Creating rules with Jonathan is quite interesting beacause we create rules with a mix of artistry and science. I am a television/film producer and he is a genius scientist (not the evil kind.) I think this collboration leads to rules that appeal to a broad range of people.

Also - had a good conversation yesterday with Mark Tabbert about artillery (he was a former infantry man) and I think I can develop rules for calling in artillery. It will have to be scenario specific and mainly used in a prepared defense or as prep fire in an attack. The US used prep fire in the their attack on Haut Vents which I will be modelling in my next scenarios. Stay tuned.

Wednesday, February 24, 2010

Artillery - the raging debate

Last night we replayed the scenario titled "Steel Curtain" which is the first time we see artillery in the rules. Everything played very well and people had a great time. The Germans lost on teh final turn because the interdiction effect of the off-board artillery caused their tanks to lose initiative. (In the game this is the ability for a unit to have two activations in one turn. Usually units only have one activation.) We are currenly playing that off-board heavy artillery can try to prevent an opposing player from using his initiative. So far so good on that one.

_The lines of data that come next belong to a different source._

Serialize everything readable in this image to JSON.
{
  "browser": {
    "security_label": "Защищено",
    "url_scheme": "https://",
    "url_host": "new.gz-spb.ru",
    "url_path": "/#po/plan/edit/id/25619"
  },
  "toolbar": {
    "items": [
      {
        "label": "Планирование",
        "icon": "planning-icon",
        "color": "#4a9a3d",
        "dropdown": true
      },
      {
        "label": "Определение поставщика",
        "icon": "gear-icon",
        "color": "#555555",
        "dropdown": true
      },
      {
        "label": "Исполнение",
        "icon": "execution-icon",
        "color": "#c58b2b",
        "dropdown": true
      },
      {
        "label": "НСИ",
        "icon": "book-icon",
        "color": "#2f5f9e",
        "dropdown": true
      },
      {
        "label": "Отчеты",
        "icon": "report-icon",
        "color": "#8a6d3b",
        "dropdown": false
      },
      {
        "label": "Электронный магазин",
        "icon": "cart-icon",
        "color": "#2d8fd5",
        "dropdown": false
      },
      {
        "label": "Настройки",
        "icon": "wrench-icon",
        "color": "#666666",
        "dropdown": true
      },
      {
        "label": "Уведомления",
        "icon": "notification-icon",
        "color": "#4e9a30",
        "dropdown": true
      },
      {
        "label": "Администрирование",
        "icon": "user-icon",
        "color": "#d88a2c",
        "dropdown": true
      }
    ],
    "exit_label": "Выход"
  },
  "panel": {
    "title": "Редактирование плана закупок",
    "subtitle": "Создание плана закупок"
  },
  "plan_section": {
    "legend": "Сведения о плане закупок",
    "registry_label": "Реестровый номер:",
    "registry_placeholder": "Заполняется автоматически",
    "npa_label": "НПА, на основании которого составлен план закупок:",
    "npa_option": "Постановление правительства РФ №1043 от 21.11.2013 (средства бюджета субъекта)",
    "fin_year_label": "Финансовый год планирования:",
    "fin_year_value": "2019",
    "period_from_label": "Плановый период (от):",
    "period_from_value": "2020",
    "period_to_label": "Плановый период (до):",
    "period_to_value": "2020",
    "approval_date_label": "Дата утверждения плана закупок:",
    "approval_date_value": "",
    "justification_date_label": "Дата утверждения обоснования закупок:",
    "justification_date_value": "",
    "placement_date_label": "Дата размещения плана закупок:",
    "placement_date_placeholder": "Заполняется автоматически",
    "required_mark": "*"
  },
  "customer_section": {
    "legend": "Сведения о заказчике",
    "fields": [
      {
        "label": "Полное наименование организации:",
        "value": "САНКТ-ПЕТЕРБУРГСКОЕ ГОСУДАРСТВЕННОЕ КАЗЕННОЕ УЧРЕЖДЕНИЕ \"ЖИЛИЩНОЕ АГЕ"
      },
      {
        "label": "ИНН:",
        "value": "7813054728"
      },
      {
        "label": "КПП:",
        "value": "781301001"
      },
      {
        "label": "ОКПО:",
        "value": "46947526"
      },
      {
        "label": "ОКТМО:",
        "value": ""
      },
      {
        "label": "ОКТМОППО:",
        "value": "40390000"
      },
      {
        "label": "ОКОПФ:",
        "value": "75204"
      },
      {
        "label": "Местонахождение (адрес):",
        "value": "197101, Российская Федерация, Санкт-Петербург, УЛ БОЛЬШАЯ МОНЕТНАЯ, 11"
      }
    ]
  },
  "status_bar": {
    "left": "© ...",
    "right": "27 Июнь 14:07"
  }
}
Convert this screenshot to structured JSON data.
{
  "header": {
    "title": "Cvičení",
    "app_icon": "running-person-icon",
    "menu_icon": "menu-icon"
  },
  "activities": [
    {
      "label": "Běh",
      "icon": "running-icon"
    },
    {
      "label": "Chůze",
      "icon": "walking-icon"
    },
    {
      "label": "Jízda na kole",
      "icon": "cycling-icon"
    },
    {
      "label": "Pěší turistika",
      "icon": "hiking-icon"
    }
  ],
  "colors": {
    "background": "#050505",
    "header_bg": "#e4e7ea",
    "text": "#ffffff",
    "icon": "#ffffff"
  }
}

The on-board 60mm mortars were directed to fire indirect by the company commander which caused the German's attack to be a bit broken up....that was until the company commander was killed. The mortars had to redeploy to fire direct fire which they were able to do and held the German infantry (actually SS Combat Engineers) at bay. So far so good on that one.

But it seems that gamers (other than the ones that playtest with me and participate in the rational discussions) want the ability to drop 81mm and higher on the table. I have two big reasons not to model heavy artillery hitting the gaming board:

1. In the scenarios I am crafting it just didn't seem to be done. I have read broad histories, the official US Army history, the US debrief of General Bayerlein, commander of Panzer Lehr, and memiors (the best being 'Clay Pidgeons of St. Lo' by a US battalion commander.) They all talk about isolating the battlefield or firing before or after the battle. So it seems to me that if it happened it was the exception not the rule and/or gamers want to do it because they come from a gaming tradition that allows it. (ie. squad leader)

2. How do you model the effects? I have played many games where you are having a great time and then BOOM!...the artillery lands, wipes out everything and the game is over...not very satisfying.

What are your thoughts? I would love to hear them as I am crafting this game for all of you guys.


Saturday, February 20, 2010

Scenario specific rules

Tom Poston commented on my posting titled "Incoming" where he expressed that there are certain specific instances were heavy artillery would inpact the tactical situation...he mentions Omaha Beach. That makes perfect sense and when/if a Fireball book is done on Omaha Beach there will undoubtly be rules for that.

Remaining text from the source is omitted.